On the undercard for Antonio Tarver and Steve Cunningham last weekend in Newark, New Jersey, Krzysztof Glowacki and Marco Huck stole the show, engaging in a tough, back-and-forth battle, with Huck’s WBO cruiserweight title at stake. Huck entered the fight the third longest belt holder in boxing, behind only Floyd Mayweather Jr. and Wladimir Klitschko. But Glowacki walked away with the title, in what might prove to be a changing-of-the-guard moment.

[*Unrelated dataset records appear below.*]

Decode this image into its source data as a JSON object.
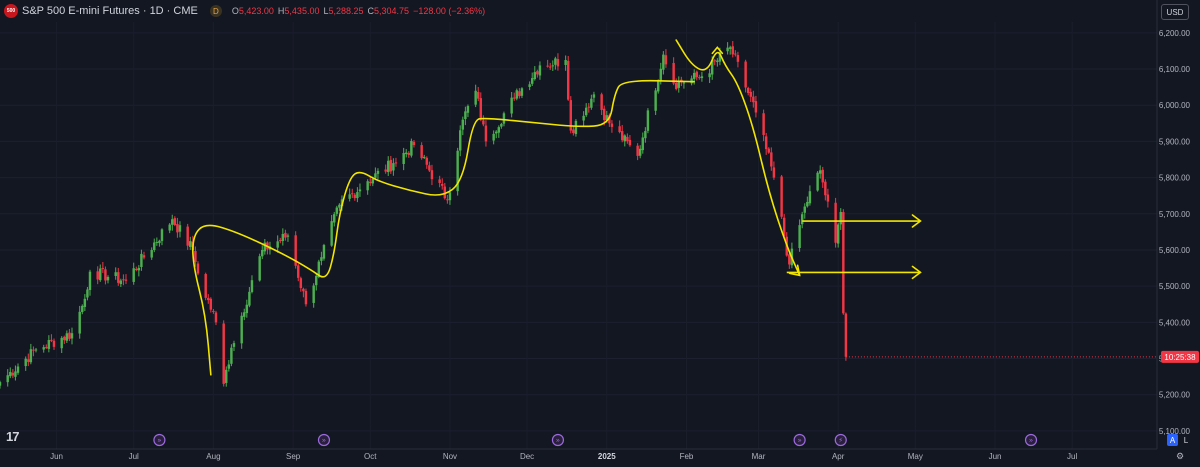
{
  "header": {
    "logo_text": "500",
    "title": "S&P 500 E-mini Futures · 1D · CME",
    "badge": "D",
    "ohlc": [
      {
        "key": "O",
        "value": "5,423.00"
      },
      {
        "key": "H",
        "value": "5,435.00"
      },
      {
        "key": "L",
        "value": "5,288.25"
      },
      {
        "key": "C",
        "value": "5,304.75"
      }
    ],
    "change": "−128.00 (−2.36%)"
  },
  "currency_button": "USD",
  "last_price_label": "10:25:38",
  "scale_buttons": {
    "auto": "A",
    "log": "L"
  },
  "tv_logo": "17",
  "colors": {
    "up": "#4caf50",
    "down": "#f23645",
    "drawing": "#f2e600",
    "background": "#131722",
    "event": "#9c6ade",
    "accent": "#2962ff"
  },
  "chart_data": {
    "type": "candlestick",
    "timeframe": "1D",
    "ylim": [
      5050,
      6230
    ],
    "y_ticks": [
      "6,200.00",
      "6,100.00",
      "6,000.00",
      "5,900.00",
      "5,800.00",
      "5,700.00",
      "5,600.00",
      "5,500.00",
      "5,400.00",
      "5,300.00",
      "5,200.00",
      "5,100.00"
    ],
    "y_tick_values": [
      6200,
      6100,
      6000,
      5900,
      5800,
      5700,
      5600,
      5500,
      5400,
      5300,
      5200,
      5100
    ],
    "x_ticks": [
      {
        "label": "Jun",
        "date": "2024-06-01"
      },
      {
        "label": "Jul",
        "date": "2024-07-01"
      },
      {
        "label": "Aug",
        "date": "2024-08-01"
      },
      {
        "label": "Sep",
        "date": "2024-09-01"
      },
      {
        "label": "Oct",
        "date": "2024-10-01"
      },
      {
        "label": "Nov",
        "date": "2024-11-01"
      },
      {
        "label": "Dec",
        "date": "2024-12-01"
      },
      {
        "label": "2025",
        "date": "2025-01-01"
      },
      {
        "label": "Feb",
        "date": "2025-02-01"
      },
      {
        "label": "Mar",
        "date": "2025-03-01"
      },
      {
        "label": "Apr",
        "date": "2025-04-01"
      },
      {
        "label": "May",
        "date": "2025-05-01"
      },
      {
        "label": "Jun",
        "date": "2025-06-01"
      },
      {
        "label": "Jul",
        "date": "2025-07-01"
      }
    ],
    "x_range": [
      "2024-05-10",
      "2025-08-03"
    ],
    "last_price": 5304.75,
    "events": [
      {
        "date": "2024-07-11",
        "icon": "forward-icon"
      },
      {
        "date": "2024-09-13",
        "icon": "forward-icon"
      },
      {
        "date": "2024-12-13",
        "icon": "forward-icon"
      },
      {
        "date": "2025-03-17",
        "icon": "forward-icon"
      },
      {
        "date": "2025-04-02",
        "icon": "lightning-icon"
      },
      {
        "date": "2025-06-15",
        "icon": "forward-icon"
      }
    ],
    "anchors": [
      {
        "date": "2024-05-10",
        "price": 5235
      },
      {
        "date": "2024-05-24",
        "price": 5325
      },
      {
        "date": "2024-06-07",
        "price": 5370
      },
      {
        "date": "2024-06-12",
        "price": 5465
      },
      {
        "date": "2024-06-14",
        "price": 5540
      },
      {
        "date": "2024-06-28",
        "price": 5515
      },
      {
        "date": "2024-07-16",
        "price": 5685
      },
      {
        "date": "2024-07-24",
        "price": 5600
      },
      {
        "date": "2024-07-26",
        "price": 5535
      },
      {
        "date": "2024-08-02",
        "price": 5400
      },
      {
        "date": "2024-08-05",
        "price": 5230
      },
      {
        "date": "2024-08-08",
        "price": 5330
      },
      {
        "date": "2024-08-20",
        "price": 5600
      },
      {
        "date": "2024-08-30",
        "price": 5640
      },
      {
        "date": "2024-09-06",
        "price": 5450
      },
      {
        "date": "2024-09-12",
        "price": 5580
      },
      {
        "date": "2024-09-19",
        "price": 5725
      },
      {
        "date": "2024-09-30",
        "price": 5790
      },
      {
        "date": "2024-10-10",
        "price": 5840
      },
      {
        "date": "2024-10-18",
        "price": 5890
      },
      {
        "date": "2024-10-31",
        "price": 5740
      },
      {
        "date": "2024-11-06",
        "price": 5960
      },
      {
        "date": "2024-11-11",
        "price": 6040
      },
      {
        "date": "2024-11-15",
        "price": 5900
      },
      {
        "date": "2024-11-26",
        "price": 6020
      },
      {
        "date": "2024-12-06",
        "price": 6110
      },
      {
        "date": "2024-12-16",
        "price": 6125
      },
      {
        "date": "2024-12-18",
        "price": 5930
      },
      {
        "date": "2024-12-27",
        "price": 6030
      },
      {
        "date": "2025-01-02",
        "price": 5950
      },
      {
        "date": "2025-01-13",
        "price": 5860
      },
      {
        "date": "2025-01-23",
        "price": 6140
      },
      {
        "date": "2025-01-27",
        "price": 6060
      },
      {
        "date": "2025-02-07",
        "price": 6080
      },
      {
        "date": "2025-02-18",
        "price": 6160
      },
      {
        "date": "2025-02-28",
        "price": 5980
      },
      {
        "date": "2025-03-07",
        "price": 5800
      },
      {
        "date": "2025-03-13",
        "price": 5560
      },
      {
        "date": "2025-03-19",
        "price": 5720
      },
      {
        "date": "2025-03-25",
        "price": 5820
      },
      {
        "date": "2025-03-31",
        "price": 5620
      },
      {
        "date": "2025-04-02",
        "price": 5705
      },
      {
        "date": "2025-04-03",
        "price": 5425
      },
      {
        "date": "2025-04-04",
        "price": 5305
      }
    ],
    "annotations": [
      {
        "type": "freehand",
        "points": [
          [
            "2024-07-31",
            5255
          ],
          [
            "2024-07-29",
            5420
          ],
          [
            "2024-07-24",
            5560
          ],
          [
            "2024-07-24",
            5640
          ],
          [
            "2024-07-29",
            5675
          ],
          [
            "2024-08-10",
            5650
          ],
          [
            "2024-08-28",
            5590
          ],
          [
            "2024-09-08",
            5545
          ],
          [
            "2024-09-14",
            5515
          ],
          [
            "2024-09-17",
            5590
          ],
          [
            "2024-09-19",
            5700
          ],
          [
            "2024-09-23",
            5800
          ],
          [
            "2024-09-27",
            5820
          ],
          [
            "2024-10-04",
            5790
          ],
          [
            "2024-10-16",
            5765
          ],
          [
            "2024-10-29",
            5745
          ],
          [
            "2024-11-06",
            5790
          ],
          [
            "2024-11-10",
            5960
          ],
          [
            "2024-11-15",
            5965
          ],
          [
            "2024-12-06",
            5950
          ],
          [
            "2024-12-21",
            5940
          ],
          [
            "2025-01-02",
            5945
          ],
          [
            "2025-01-04",
            6030
          ],
          [
            "2025-01-07",
            6070
          ],
          [
            "2025-02-04",
            6065
          ]
        ]
      },
      {
        "type": "freehand",
        "points": [
          [
            "2025-01-28",
            6180
          ],
          [
            "2025-02-03",
            6110
          ],
          [
            "2025-02-09",
            6090
          ],
          [
            "2025-02-13",
            6160
          ],
          [
            "2025-02-16",
            6110
          ],
          [
            "2025-02-21",
            6060
          ],
          [
            "2025-02-27",
            5940
          ],
          [
            "2025-03-05",
            5760
          ],
          [
            "2025-03-12",
            5610
          ],
          [
            "2025-03-17",
            5530
          ]
        ]
      },
      {
        "type": "arrow",
        "from": [
          "2025-03-12",
          5538
        ],
        "to": [
          "2025-05-03",
          5538
        ]
      },
      {
        "type": "arrow",
        "from": [
          "2025-03-18",
          5680
        ],
        "to": [
          "2025-05-03",
          5680
        ]
      }
    ]
  }
}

Coming into this fight, I had Huck ranked at the top of the division at 200 pounds. Since getting TKO’d by Steve Cunningham in 2007, his only loss was a majority decision to Alexander Povetkin in 2012, when he made a brief move up to heavyweight. Povetkin remains the second best heavyweight in the world, behind only Klitschko.
Glowacki was undefeated, but his level of opposition was hardly world class. This was his first fight outside of Poland.
Yet he looked like an experienced veteran in this fight, from the first round onward. In the early rounds, the southpaw made things very difficult for Huck, consistently getting his own lead right foot to the outside of Huck’s lead left, so that he was able to grab the angle to deliver stinging left hands.
Huck adjusted and took control in the middle rounds of the fight, even knocking Glowacki down in Round 6. The second part of the fight developed into an action-packed slugfest. In Round 11, Glowacki closed the show, dropping the champion twice. After the second one, the count was waved off.
Polish boxing fans are among the most passionate on the planet and in places like New Jersey or Chicago where there is a large population, they inevitably come out in big numbers to support their fighters. Although this was Glowacki’s first fight away from his native Poland, he had a racaous, hometown-type support during the bout. Polish stars like Tomasz Adamek have drawn great crowds in the New York/New Jersey area.
Glowacki’s likely next fight should be a rematch with Huck, who was ahead on three cards when he was stopped.